The game shows off the controls and characteristics of the Steam Deck. Greg Coomer, who worked on designing the Steam Deck, said that Valve created Aperture Desk Job for the same reason they created The Lab for Steam VR, to show off the features of the console. Aperture Desk Job has been compared to Valve's previous tech demos, The Lab and Aperture Hand Lab. The game features the voices of Nate Bargatze as Grady, J. K. Simmons reprising his role as Cave Johnson from Portal 2, and Debra Wilson as the Prison Warden and Announcer. The game was released for free on Steam on March 1, 2022.

== Reception ==
Rock Paper Shotgun ranked Aperture Desk Job as one of the best games for the Steam Deck. Matt Leone of Polygon praised Valve for creating a game to show off their new console. Regarding the game's controls, Andrew King of TheGamer commended the game's graphics and compared the desk moving along a straight axis to a rail shooter game feeling.

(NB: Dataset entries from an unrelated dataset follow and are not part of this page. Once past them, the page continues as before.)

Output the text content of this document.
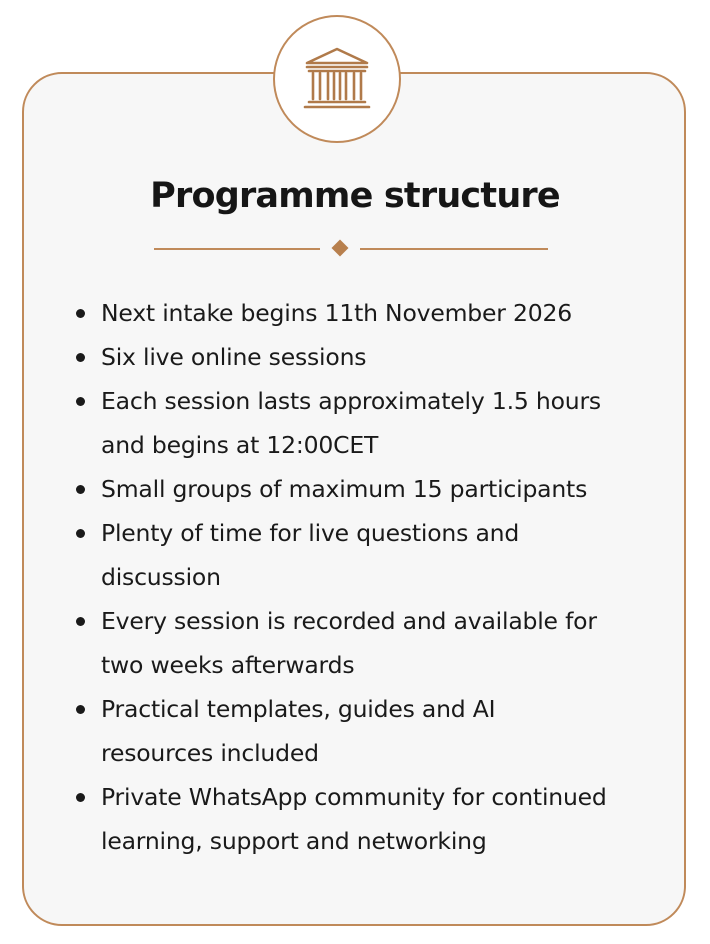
Programme structure
Next intake begins 11th November 2026
Six live online sessions
Each session lasts approximately 1.5 hours
and begins at 12:00CET
Small groups of maximum 15 participants
Plenty of time for live questions and
discussion
Every session is recorded and available for
two weeks afterwards
Practical templates, guides and AI
resources included
Private WhatsApp community for continued
learning, support and networking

Reviewers praised the game's humor and story, with Christopher Livingston of PC Gamer noting that it contains references to previous Portal games and "a surprising number of callback jokes". Writing for Rock Paper Shotgun, Alice Bell commended the game's narrative, the AI core, visual design, and subtle "bits of visual storytelling". Adrian Werner of Gamepressure compared the game's humor as being distinctive like in previous Portal games. Bell also complimented the expansion of the story of Cave Johnson in the game, while James Archer of Rock Paper Shotgun praised the inclusion of Nate Bargatze and J. K. Simmons as voice actors.